O bulutlu serin günler geldi işte,bekliyordum ama istemeyerek.
Sonbahar.
Güzel sonbahar beraberinde hüzün değil,büyük şehirde isen yorgunluk getiriyor.Yollar bitmez bir hal alıyor,her yeni gün dünün devamı değil.Aynı gün farklı zamanlarda yaşanıyor sanki.Öyle duruyorum arabada,aslında sadece ben değil ,hepbirlikte duruyoruz ama neden durduğumuzu bir türlü anlamıyoruz.Radyo melankolik şarkılar çalarken gün batıyor İstanbulda.
Gökyüzü gri mavi,kuşlar göçüyor,önümde bir ahmak emniyet şeridinden önüme geçmeye çalışıyor.Hak verilmez alınır,tabiki yol vermiyorum.Bunca karmaşanın içinde yine gündüz düşleri zihnimde.

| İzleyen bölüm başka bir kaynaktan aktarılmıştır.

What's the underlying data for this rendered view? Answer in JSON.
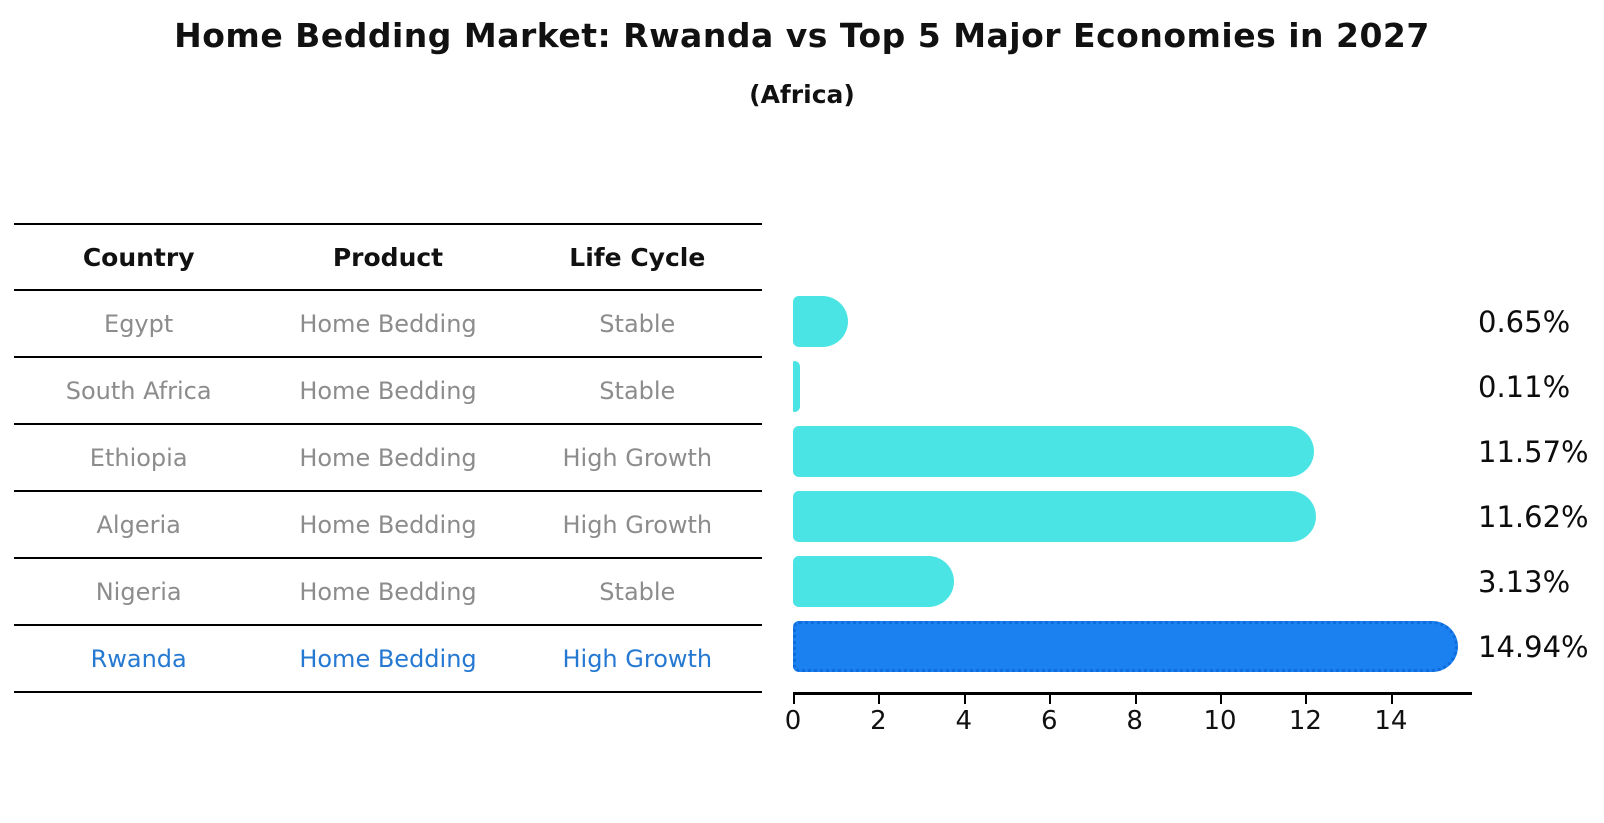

Yüzünü hatırlamaya çalışıyorum, Çok zor.O kadar zaman oldu ki.Keşke; keşke birden çıksan karşıma,günler birbirine karışmasa artık,sesini hiç unutmayacak kadar çok konuşsak seninle.
Ama düşerimde bile sadece bir silüetsin daha fazlasını düşünemeyecek kadar zaman geçiremedim bile birlikte.
Dilek tutuyorum,sıradaki şarkı için.Gün karardı.Bir on dakika içinde evde olurum sanırım.Bağıra çağıra şarkı söylüyorum .Köşeyi döndüğümde dördüncü sigarada bitiyor,kontağı kapatıyorum müzik susuyor.
O herşeyin değişeceği günü bekliyorum ,tıpkı müziğin sustuğu an gibi.